Ha scritto, Mariagrazia: “Concludo l’ultimo mio giorno di lavoro dell’anno con 63 pazienti ricoverati. Molti di loro stanno molto male. Altri purtroppo rassegnati a passare la fine dell’ anno in ospedale. Concludo l’ultimo mio giorno di lavoro con più di 40 persone ferme al pronto soccorso in attesa di un letto da assegnare e con noi coordinatori che dobbiamo tirare la coperta molto ‘strettissima’ col personale da mettere in turno l’ultimo dell’anno consapevoli che gli operatori sono persone, con una vita privata, e come tutti voi, chi era libero dal turno, si era organizzato con la famiglia. E invece si trova catapultato di turno, in un nuovo reparto dove troverà l’essenziale per poter dare assistenza”.
“Concludo l’ultimo mio giorno di lavoro pensando che nessuno fra noi colleghi si è abbracciato ma ci siamo fatti gli auguri nemmeno guardandoci in faccia. E poi tornare a casa, acquistare due cose, per me e mia figlia, e sentire la gente: stasera siamo 20. Quante polpette di sarde prendiamo? Li guardo e penso: forse è meglio che tenga per me cosa ho pensato.
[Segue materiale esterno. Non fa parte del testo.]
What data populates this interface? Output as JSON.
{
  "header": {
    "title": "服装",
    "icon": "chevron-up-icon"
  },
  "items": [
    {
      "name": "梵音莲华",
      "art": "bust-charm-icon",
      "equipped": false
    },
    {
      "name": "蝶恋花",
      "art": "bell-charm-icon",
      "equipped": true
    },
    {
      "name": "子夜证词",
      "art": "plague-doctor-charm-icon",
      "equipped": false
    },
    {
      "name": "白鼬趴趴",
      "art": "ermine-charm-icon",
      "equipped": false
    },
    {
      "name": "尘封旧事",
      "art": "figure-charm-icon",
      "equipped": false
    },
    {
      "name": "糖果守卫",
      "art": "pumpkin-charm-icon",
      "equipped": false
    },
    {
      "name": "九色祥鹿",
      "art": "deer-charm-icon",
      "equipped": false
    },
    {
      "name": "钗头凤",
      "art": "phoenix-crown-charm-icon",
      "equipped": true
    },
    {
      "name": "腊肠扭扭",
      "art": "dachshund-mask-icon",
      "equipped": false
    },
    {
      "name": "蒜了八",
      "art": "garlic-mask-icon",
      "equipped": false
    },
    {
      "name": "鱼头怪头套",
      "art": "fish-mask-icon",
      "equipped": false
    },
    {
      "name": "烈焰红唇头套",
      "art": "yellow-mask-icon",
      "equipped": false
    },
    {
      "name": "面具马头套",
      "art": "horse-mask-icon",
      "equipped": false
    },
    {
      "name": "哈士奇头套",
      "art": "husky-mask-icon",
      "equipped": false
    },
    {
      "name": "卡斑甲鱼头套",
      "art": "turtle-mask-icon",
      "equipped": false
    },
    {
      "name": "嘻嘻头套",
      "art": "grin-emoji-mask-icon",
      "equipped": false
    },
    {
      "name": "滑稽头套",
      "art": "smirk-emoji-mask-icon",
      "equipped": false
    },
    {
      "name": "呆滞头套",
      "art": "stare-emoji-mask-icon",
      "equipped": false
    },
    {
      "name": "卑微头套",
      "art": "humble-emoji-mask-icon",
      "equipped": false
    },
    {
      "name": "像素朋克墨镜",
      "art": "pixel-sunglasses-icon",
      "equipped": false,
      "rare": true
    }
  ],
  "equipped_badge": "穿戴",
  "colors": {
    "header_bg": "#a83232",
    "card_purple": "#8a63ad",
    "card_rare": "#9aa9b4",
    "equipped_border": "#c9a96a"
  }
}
Buon anno a tutti e .. speriamo per il meglio”.
Sono parole di sacrosanta amarezza ma anche piene di una riflessione che è opportuna. Non si tratta di impedire a chicchessia i festeggiamenti. Ma la prudenza deve accompagnarci: è innanzitutto un buon consiglio per noi stessi. Che diventa un dovere per gli altri, per quanti lavorano, soffrono e combattono, anche se non li vediamo.